The malignant transformation of HO is rarely reported. In 1981, Eckardt et al[29] reported a 32-year-old patient with dermatitis. HO formed on the back of the left thigh when the patient was 8 years old. When the patient was 31 years old, the mass suddenly increased with pain, and the final pathological examination showed that the mass had transformed into a well-differentiated malignant osteosarcoma. Subsequently, in 1999, Aboulafia et al[30] reported a 44-year-old female patient who developed diffuse HO in the soft tissue of the forearm due to electrical burns, which transformed into osteosarcoma 10 years later. Although there are relatively few reports of malignant transformation of myositis ossificans, there are sporadic cases[31]. Although our patient had HO for 23 years, he had no symptoms of malignant transformation, and the postoperative pathological report showed that the mass had no malignant signs.
HO affecting joint function is an absolute indication for surgical resection.
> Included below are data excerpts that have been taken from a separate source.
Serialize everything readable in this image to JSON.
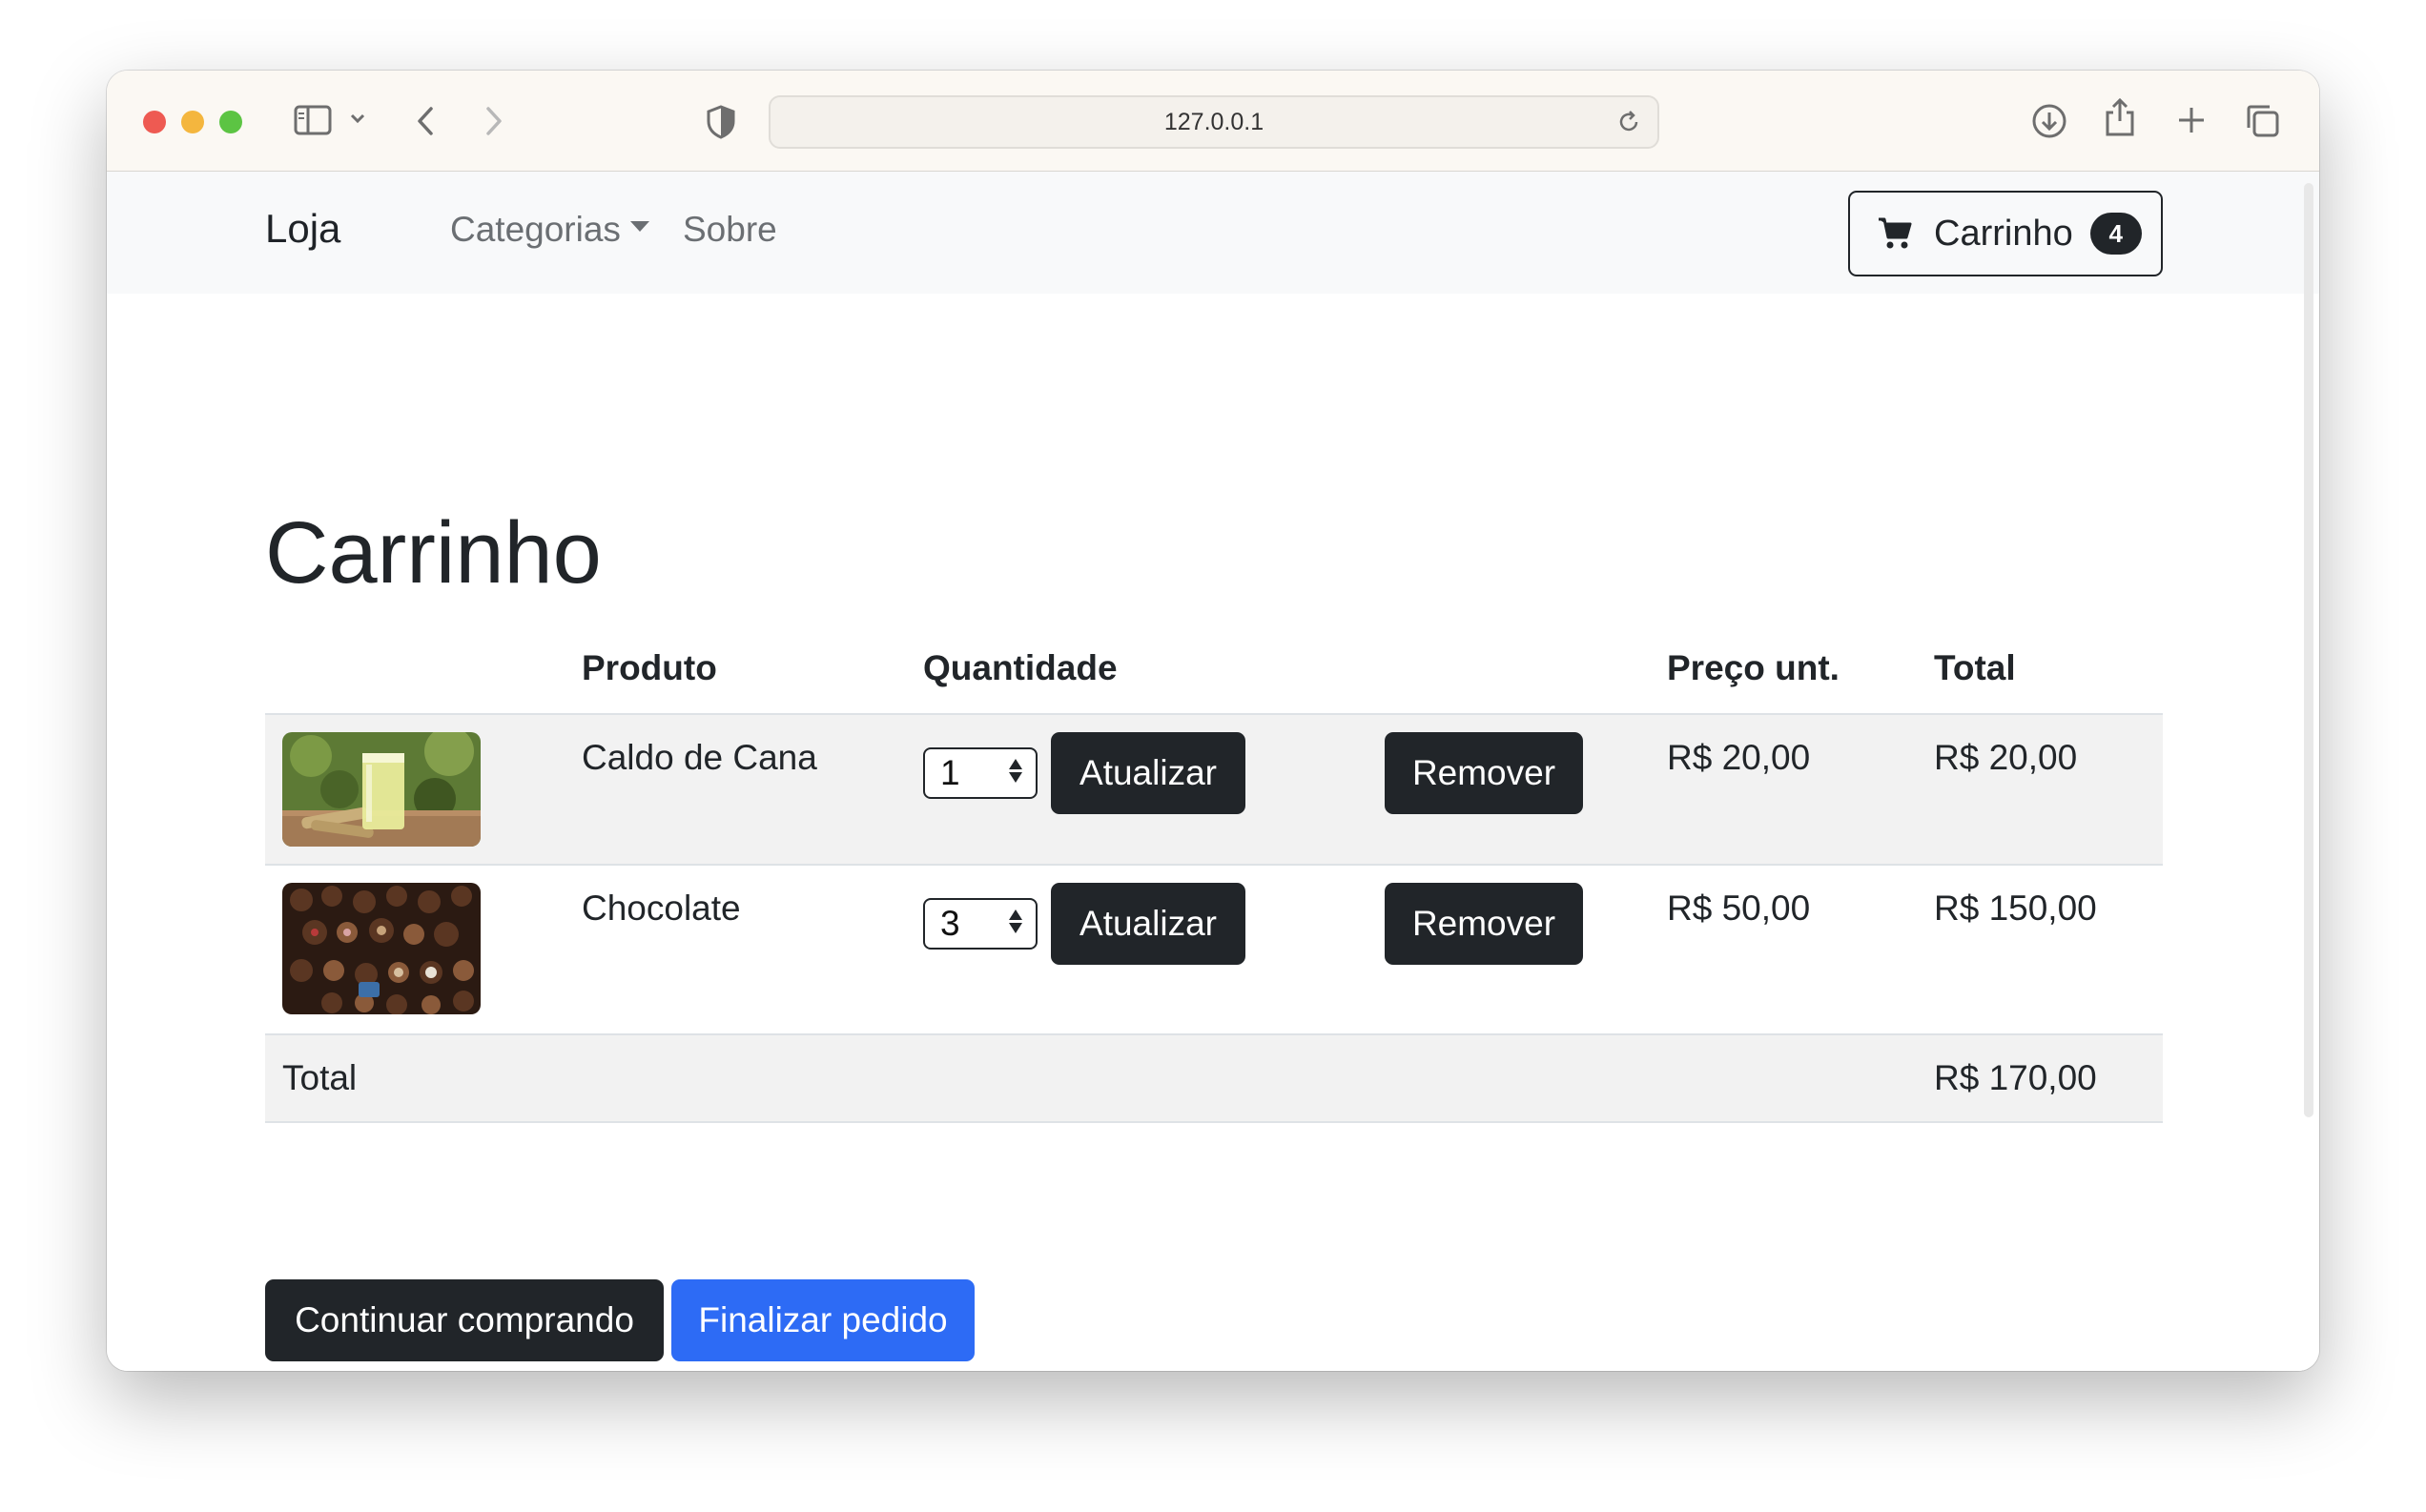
{
  "browser": {
    "url": "127.0.0.1"
  },
  "navbar": {
    "brand": "Loja",
    "links": [
      "Categorias",
      "Sobre"
    ],
    "cart_label": "Carrinho",
    "cart_count": "4"
  },
  "page": {
    "title": "Carrinho"
  },
  "table": {
    "headers": [
      "",
      "Produto",
      "Quantidade",
      "",
      "Preço unt.",
      "Total"
    ],
    "rows": [
      {
        "image": "sugarcane-juice-photo",
        "product": "Caldo de Cana",
        "quantity": "1",
        "update_label": "Atualizar",
        "remove_label": "Remover",
        "unit_price": "R$ 20,00",
        "total": "R$ 20,00"
      },
      {
        "image": "chocolates-photo",
        "product": "Chocolate",
        "quantity": "3",
        "update_label": "Atualizar",
        "remove_label": "Remover",
        "unit_price": "R$ 50,00",
        "total": "R$ 150,00"
      }
    ],
    "footer": {
      "label": "Total",
      "total": "R$ 170,00"
    }
  },
  "actions": {
    "continue_label": "Continuar comprando",
    "checkout_label": "Finalizar pedido"
  },
  "colors": {
    "dark": "#212529",
    "primary": "#2d6bf5",
    "navbar_bg": "#f8f9fa",
    "stripe": "#f2f2f2"
  }
}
However, there was recurrence after surgery. Agarwal et al[32] and other studies have found that postoperative recurrence has nothing to do with unresected HO, not the enlargement of residual lesions, and the same mechanism as the original HO. In the current study, following HO resection, the ankle joint was still able to move, which indicated that the earlier the HO resection is performed, the better the joint function will be.
It is recommended that the orthopedist should be aware of HO and distinguish it from bone tumor.